This is the first time a report has been commissioned for these properties under the rules of Canadian National Instrument 51-101 and was carried out by the UK based reserve auditing firm TRACS International.

No new wells have been explored to date by the company in Tajikistan with the focus to date having been on designing and implementing an extensive seismic program that will be concluded later in 2009, and working over existing old wells that have provided invaluable data for future drilling prospects as well as limited gas production.

The results of this report has validated the company’s strategic objective of entering Tajikistan to gain exposure to high impact exploration acreage to provide significant upside potential to Tethys Petroleum’s future growth prospects with also the potential for early cash flow from discovered deposits.

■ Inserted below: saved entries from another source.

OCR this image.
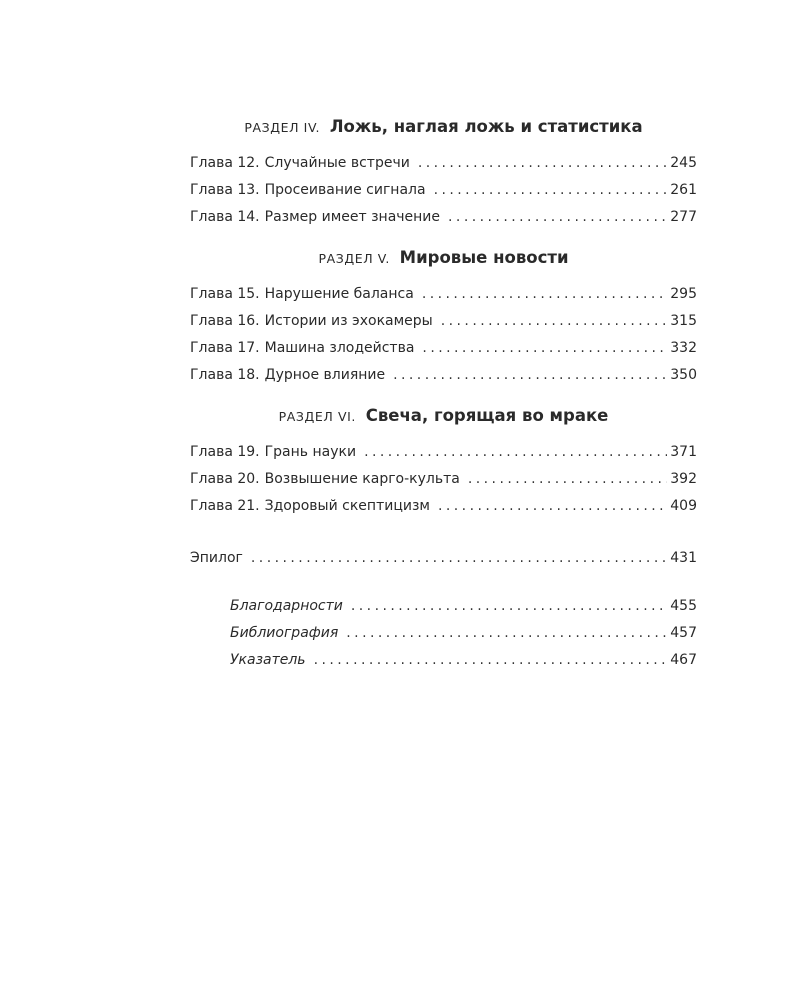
РАЗДЕЛ IV. Ложь, наглая ложь и статистика
Глава 12. Случайные встречи . . .	245
Глава 13. Просеивание сигнала . . .	261
Глава 14. Размер имеет значение . . .	277
РАЗДЕЛ V. Мировые новости
Глава 15. Нарушение баланса . . .	295
Глава 16. Истории из эхокамеры . . .	315
Глава 17. Машина злодейства . . .	332
Глава 18. Дурное влияние . . .	350
РАЗДЕЛ VI. Свеча, горящая во мраке
Глава 19. Грань науки . . .	371
Глава 20. Возвышение карго-культа . . .	392
Глава 21. Здоровый скептицизм . . .	409
Эпилог . . .	431
Благодарности . . .	455
Библиография . . .	457
Указатель . . .	467
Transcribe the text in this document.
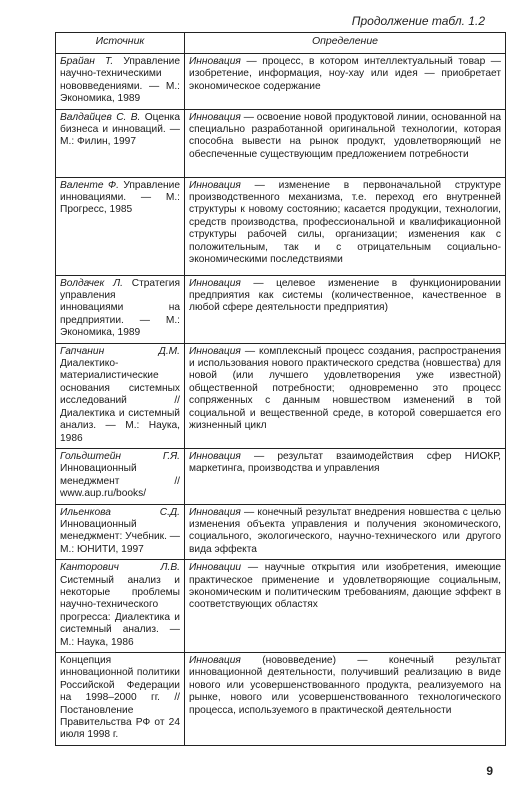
Продолжение табл. 1.2
Источник	Определение
Брайан Т. Управление научно-техническими нововведениями. — М.: Экономика, 1989	Инновация — процесс, в котором интеллектуальный товар — изобретение, информация, ноу-хау или идея — приобретает экономическое содержание
Валдайцев С. В. Оценка бизнеса и инноваций. — М.: Филин, 1997	Инновация — освоение новой продуктовой линии, основанной на специально разработанной оригинальной технологии, которая способна вывести на рынок продукт, удовлетворяющий не обеспеченные существующим предложением потребности
Валенте Ф. Управление инновациями. — М.: Прогресс, 1985	Инновация — изменение в первоначальной структуре производственного механизма, т.е. переход его внутренней структуры к новому состоянию; касается продукции, технологии, средств производства, профессиональной и квалификационной структуры рабочей силы, организации; изменения как с положительным, так и с отрицательным социально-экономическими последствиями
Волдачек Л. Стратегия управления инновациями на предприятии. — М.: Экономика, 1989	Инновация — целевое изменение в функционировании предприятия как системы (количественное, качественное в любой сфере деятельности предприятия)
Гапчанин Д.М. Диалектико-материалистические основания системных исследований // Диалектика и системный анализ. — М.: Наука, 1986	Инновация — комплексный процесс создания, распространения и использования нового практического средства (новшества) для новой (или лучшего удовлетворения уже известной) общественной потребности; одновременно это процесс сопряженных с данным новшеством изменений в той социальной и вещественной среде, в которой совершается его жизненный цикл
Гольдштейн Г.Я. Инновационный менеджмент // www.aup.ru/books/	Инновация — результат взаимодействия сфер НИОКР, маркетинга, производства и управления
Ильенкова С.Д. Инновационный менеджмент: Учебник. — М.: ЮНИТИ, 1997	Инновация — конечный результат внедрения новшества с целью изменения объекта управления и получения экономического, социального, экологического, научно-технического или другого вида эффекта
Канторович Л.В. Системный анализ и некоторые проблемы научно-технического прогресса: Диалектика и системный анализ. — М.: Наука, 1986	Инновации — научные открытия или изобретения, имеющие практическое применение и удовлетворяющие социальным, экономическим и политическим требованиям, дающие эффект в соответствующих областях
Концепция инновационной политики Российской Федерации на 1998–2000 гг. // Постановление Правительства РФ от 24 июля 1998 г.	Инновация (нововведение) — конечный результат инновационной деятельности, получивший реализацию в виде нового или усовершенствованного продукта, реализуемого на рынке, нового или усовершенствованного технологического процесса, используемого в практической деятельности
9
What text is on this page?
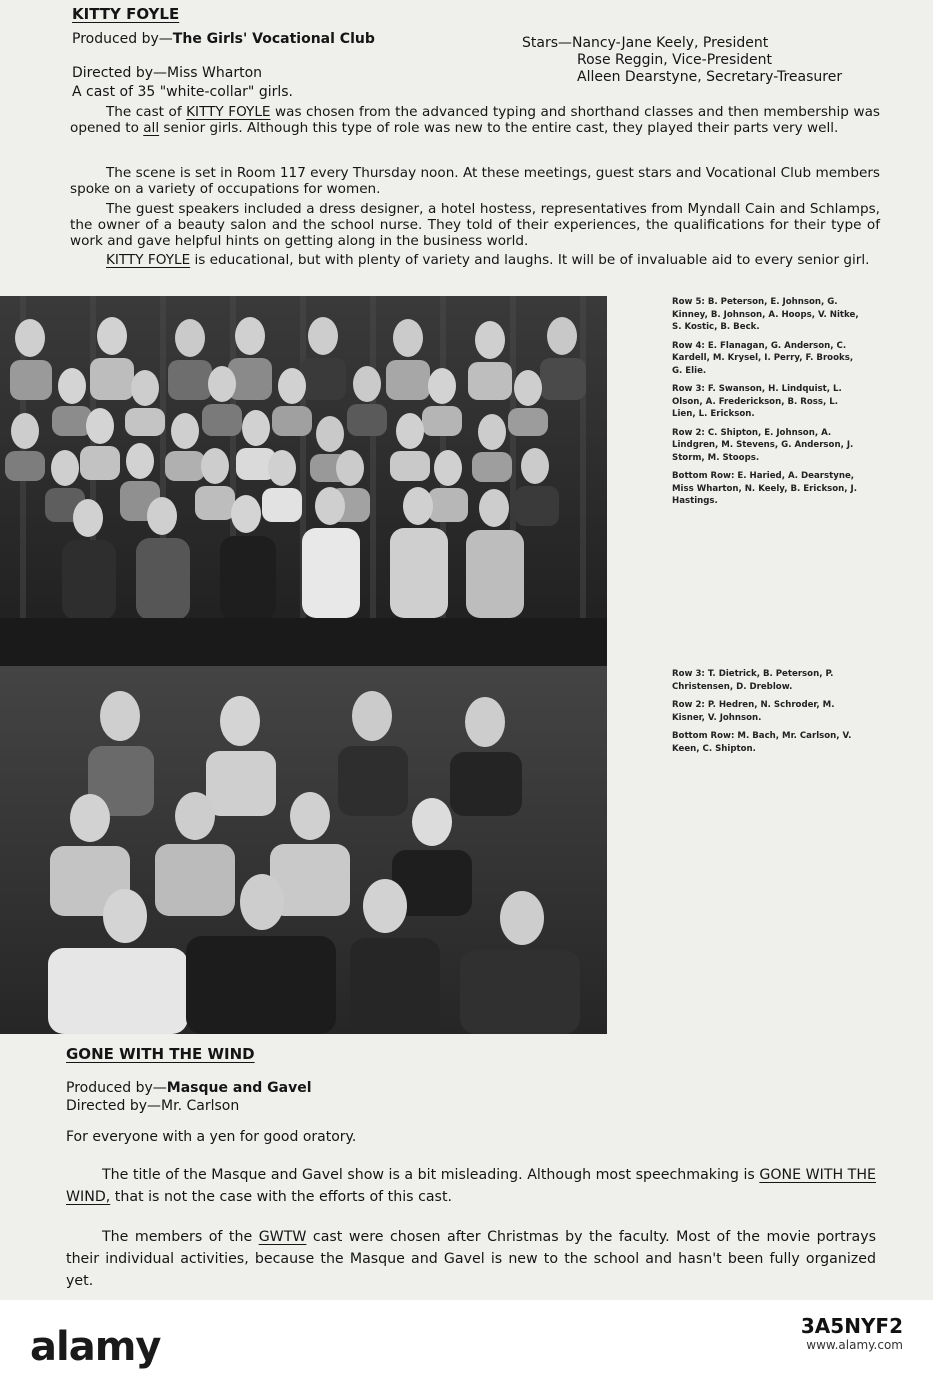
KITTY FOYLE
Produced by—The Girls' Vocational Club
Directed by—Miss Wharton
A cast of 35 "white-collar" girls.
Stars—Nancy-Jane Keely, President
Rose Reggin, Vice-President
Alleen Dearstyne, Secretary-Treasurer

The cast of KITTY FOYLE was chosen from the advanced typing and shorthand classes and then membership was opened to all senior girls. Although this type of role was new to the entire cast, they played their parts very well.

The scene is set in Room 117 every Thursday noon. At these meetings, guest stars and Vocational Club members spoke on a variety of occupations for women.

The guest speakers included a dress designer, a hotel hostess, representatives from Myndall Cain and Schlamps, the owner of a beauty salon and the school nurse. They told of their experiences, the qualifications for their type of work and gave helpful hints on getting along in the business world.

KITTY FOYLE is educational, but with plenty of variety and laughs. It will be of invaluable aid to every senior girl.

Row 5: B. Peterson, E. Johnson, G. Kinney, B. Johnson, A. Hoops, V. Nitke, S. Kostic, B. Beck.

Row 4: E. Flanagan, G. Anderson, C. Kardell, M. Krysel, I. Perry, F. Brooks, G. Elie.

Row 3: F. Swanson, H. Lindquist, L. Olson, A. Frederickson, B. Ross, L. Lien, L. Erickson.

Row 2: C. Shipton, E. Johnson, A. Lindgren, M. Stevens, G. Anderson, J. Storm, M. Stoops.

Bottom Row: E. Haried, A. Dearstyne, Miss Wharton, N. Keely, B. Erickson, J. Hastings.

Row 3: T. Dietrick, B. Peterson, P. Christensen, D. Dreblow.

Row 2: P. Hedren, N. Schroder, M. Kisner, V. Johnson.

Bottom Row: M. Bach, Mr. Carlson, V. Keen, C. Shipton.

GONE WITH THE WIND
Produced by—Masque and Gavel
Directed by—Mr. Carlson
For everyone with a yen for good oratory.

The title of the Masque and Gavel show is a bit misleading. Although most speechmaking is GONE WITH THE WIND, that is not the case with the efforts of this cast.

The members of the GWTW cast were chosen after Christmas by the faculty. Most of the movie portrays their individual activities, because the Masque and Gavel is new to the school and hasn't been fully organized yet.

alamy	3A5NYF2
www.alamy.com
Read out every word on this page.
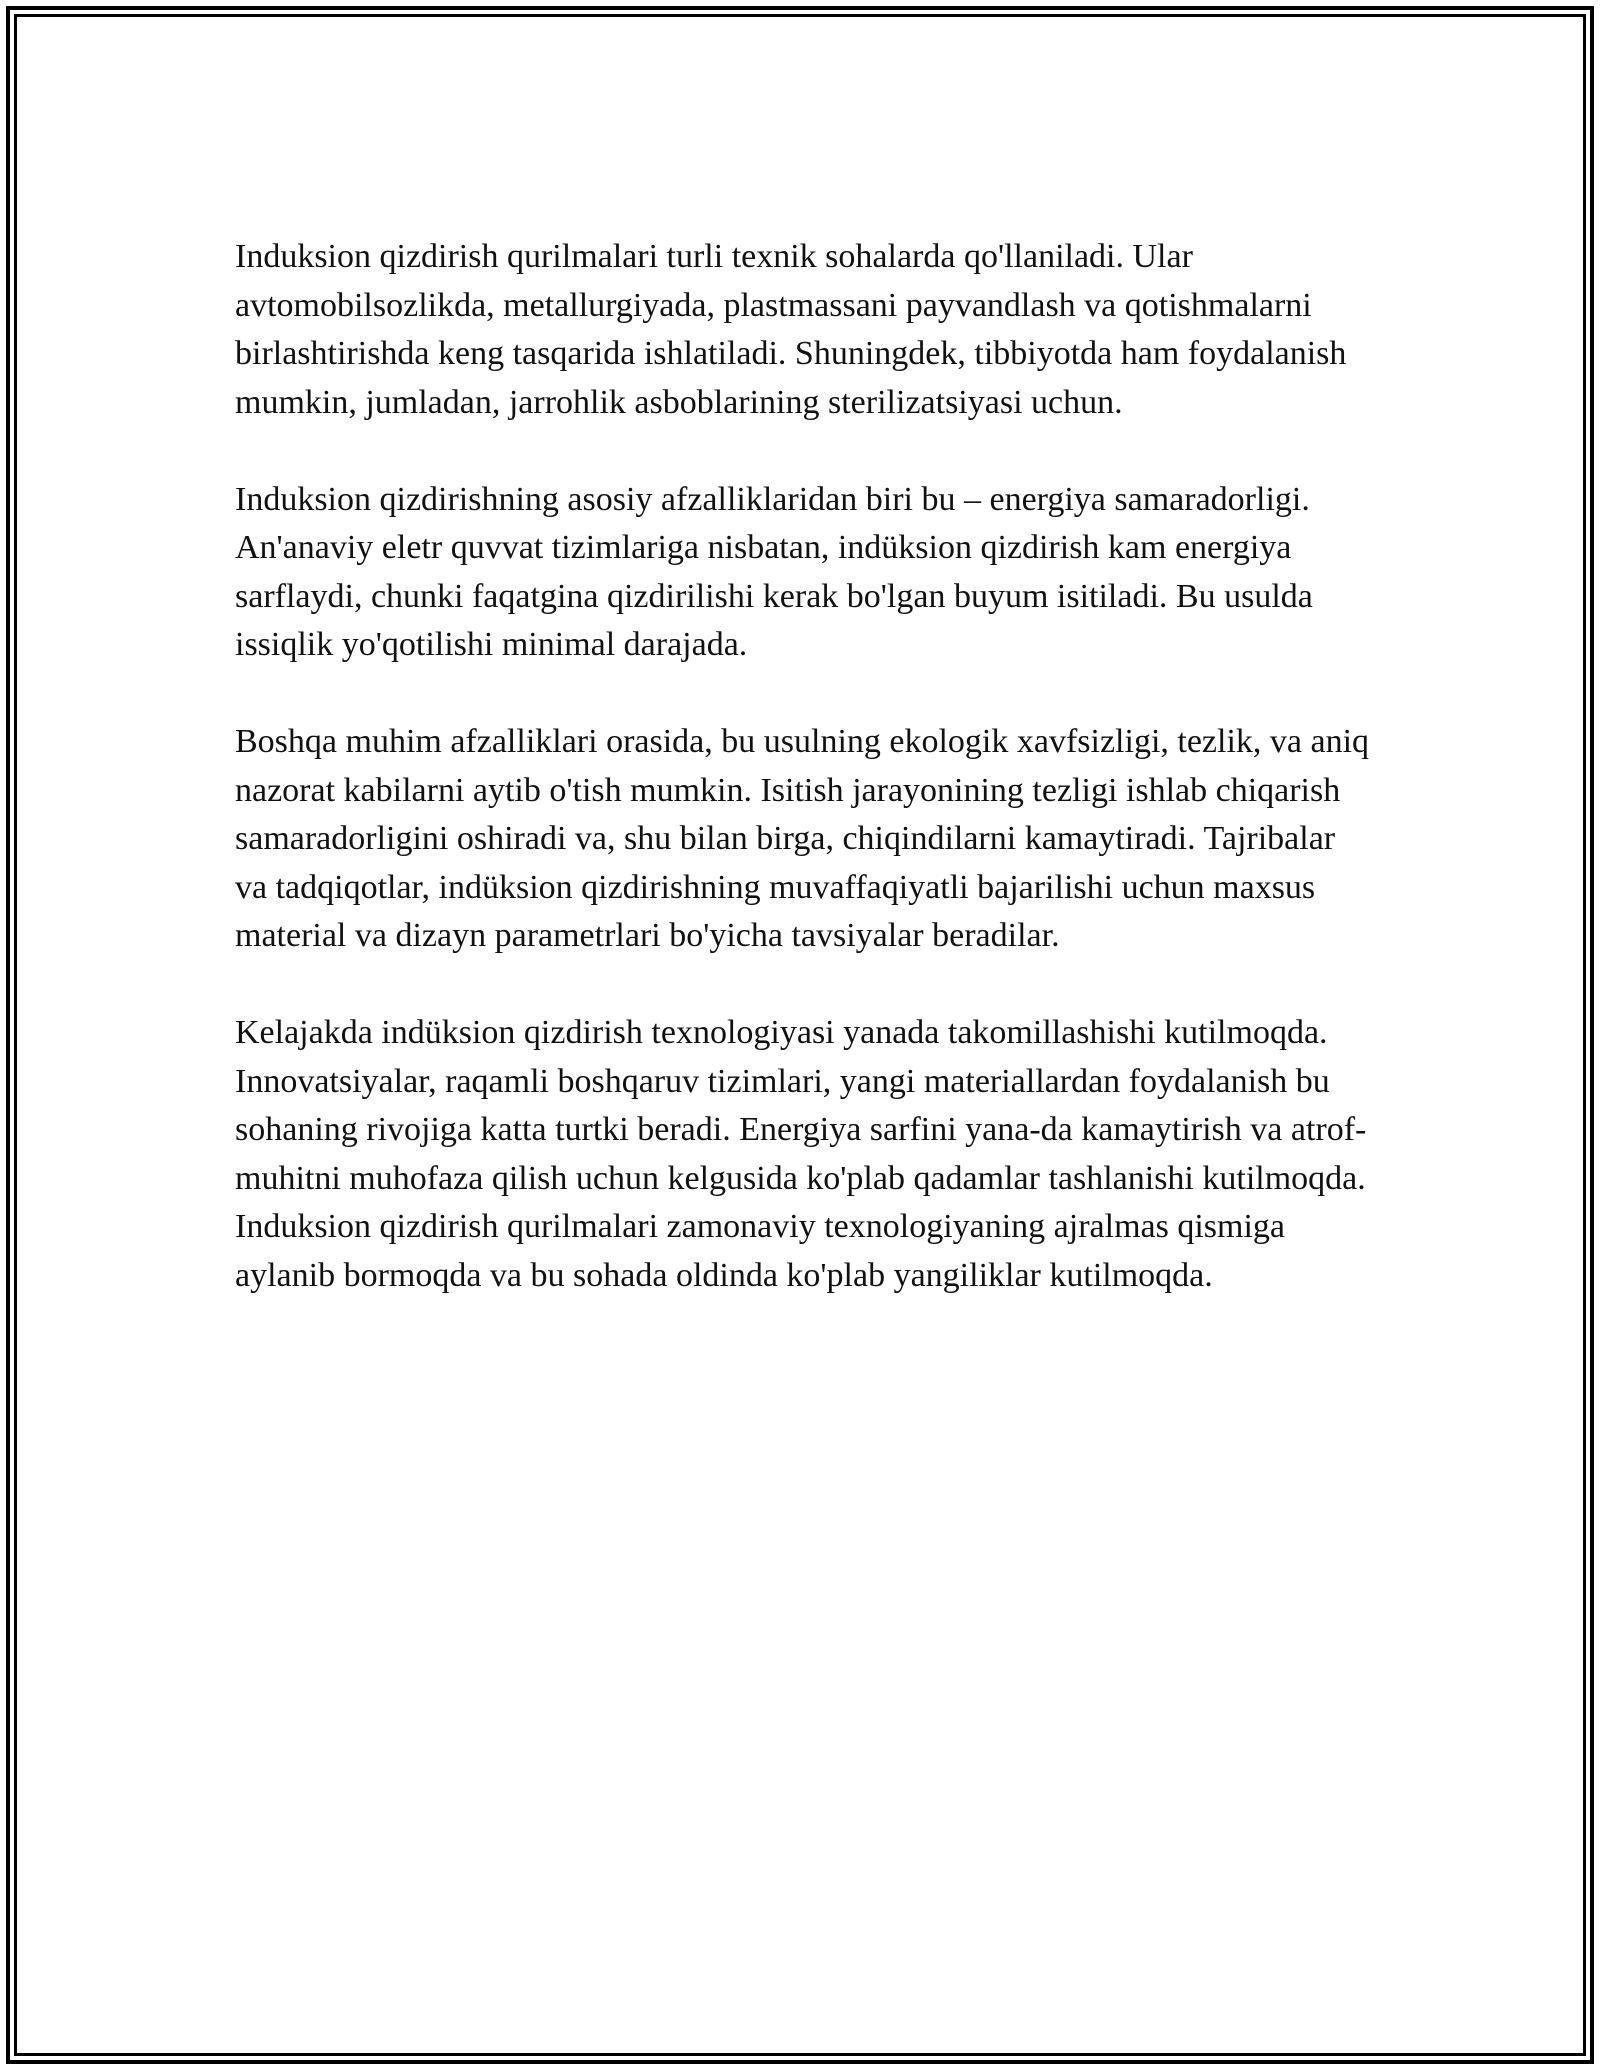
Induksion qizdirish qurilmalari turli texnik sohalarda qo'llaniladi. Ular avtomobilsozlikda, metallurgiyada, plastmassani payvandlash va qotishmalarni birlashtirishda keng tasqarida ishlatiladi. Shuningdek, tibbiyotda ham foydalanish mumkin, jumladan, jarrohlik asboblarining sterilizatsiyasi uchun.

Induksion qizdirishning asosiy afzalliklaridan biri bu – energiya samaradorligi. An'anaviy eletr quvvat tizimlariga nisbatan, indüksion qizdirish kam energiya sarflaydi, chunki faqatgina qizdirilishi kerak bo'lgan buyum isitiladi. Bu usulda issiqlik yo'qotilishi minimal darajada.

Boshqa muhim afzalliklari orasida, bu usulning ekologik xavfsizligi, tezlik, va aniq nazorat kabilarni aytib o'tish mumkin. Isitish jarayonining tezligi ishlab chiqarish samaradorligini oshiradi va, shu bilan birga, chiqindilarni kamaytiradi. Tajribalar va tadqiqotlar, indüksion qizdirishning muvaffaqiyatli bajarilishi uchun maxsus material va dizayn parametrlari bo'yicha tavsiyalar beradilar.

Kelajakda indüksion qizdirish texnologiyasi yanada takomillashishi kutilmoqda. Innovatsiyalar, raqamli boshqaruv tizimlari, yangi materiallardan foydalanish bu sohaning rivojiga katta turtki beradi. Energiya sarfini yana-da kamaytirish va atrof-muhitni muhofaza qilish uchun kelgusida ko'plab qadamlar tashlanishi kutilmoqda. Induksion qizdirish qurilmalari zamonaviy texnologiyaning ajralmas qismiga aylanib bormoqda va bu sohada oldinda ko'plab yangiliklar kutilmoqda.
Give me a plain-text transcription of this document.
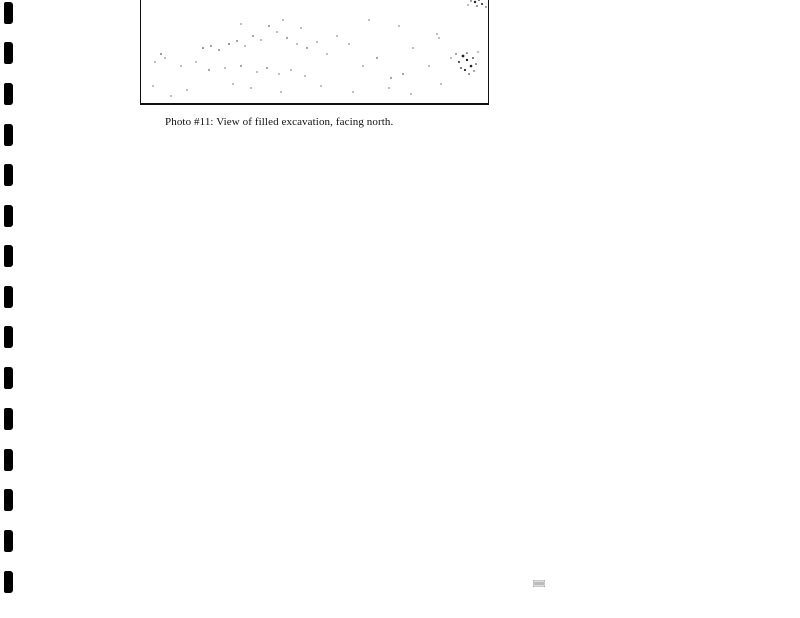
Photo #11: View of filled excavation, facing north.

The report says that the gross unrisked prospective resources in the area at a “mid case” total some 1,132 million barrels oil equivalent (MMboe). Some of these prospective resources will be further targeted by the present seismic acquisition program (which has just commenced in the Dushanbe area), and which should provide additional data in order to identify the most optimal drilling targets as well as firming up the potential of existing discoveries.

Some of the main conclusions of the resource report were that there are a large number of leads in several horizons that have been identified in the PSC contract area and that a large number of these leads are relatively shallow and would be relatively inexpensive to drill. The resource report states that one of the uncertainties with this play is the type of hydrocarbon that would be encountered and the resources reported are based on the assumption of a 60% chance of encountering oil and a 40% chance of encountering non-associated gas. The “mid case” is considered the best estimate based upon the outcome of a probabilities analysis. This term is a measure of central tendency of the uncertainty distribution.

TRACS also assessed specific existing discoveries in the PSC contract area with a view to establishing Reserves and Contingent Resources within the framework of the existing limited data set which will be improved on and developed by the ongoing Tethys seismic and future drilling.

On the Komsomolsk field, situated near and under the city of Dushanbe, prospective and Contingent Resources were assessed at a gross unrisked summed mid-case of some 74.95 billion cubic feet (Bcf) (2.12 billion cubic metres (Bcm)) of natural gas and with Proven plus probable gross reserves being assessed as 1.55 Bcf of natural gas plus a small amount of gas condensate. Tethys Petroleum hopes to drill directional inclined wells to target these reserves and resources, which lie beneath the city of Dushanbe and have not been developed primarily due to the lack of directional drilling technology. Any success on these wells would move the prospective resources into the reserves category. This field lies next to the capital city Dushanbe and has existing pipeline infrastructure in place. Presently Tajikistan imports almost all its gas at a price of $240 per thousand cubic meters ($6.80 per thousand cubic feet).

In December 2007 the company announced that it had signed an contract to take a partner on these projects in Tajikistan that would have given Tethys Petroleum a 51% operating interest in these projects that includes the PSC. As at March 31, 2009 this partnership had not been completed and as such Tethys Petroleum presently owns 100% of the contractor interest in these assets, but discussions are currently underway with the partners as to certain issues relating to the possible completion of this agreement. It is not known what the commercial terms would be at this time but any commercial arrangement could reduce the attributable reserves and resources in this report to the Company by whatever the percentage of the ownership in Kulob Petroleum Limited, (“KPL”) is agreed to be assigned to the partner. Tethys Petroleum’s interest in the prospective and contingent Resources and Gross Reserves is subject to the terms of the PSC. Under the PSC , KPL will recover 100% of its costs from up to 70% of total production from oil and natural gas. The remaining production will then be split in accordance with a fixed formula between KPL and the Tajik State.

David Robson, president and chief executive officer of Tethys Petroleum, commented, “We are very pleased that the TRACS report has confirmed the Company’s decision to enter Tajikistan to gain exposure to very high exploration upside potential. Over a billion barrels of Prospective Resources is a remarkable asset to have for a company of our size and bodes well for our future growth prospects. The current seismic program will provide additional high quality data that will allow us to firm up these resources and to evaluate the best prospects to drill in the future. This will move us a step closer to achieving our goal of enabling Tajikistan to gain energy independence.”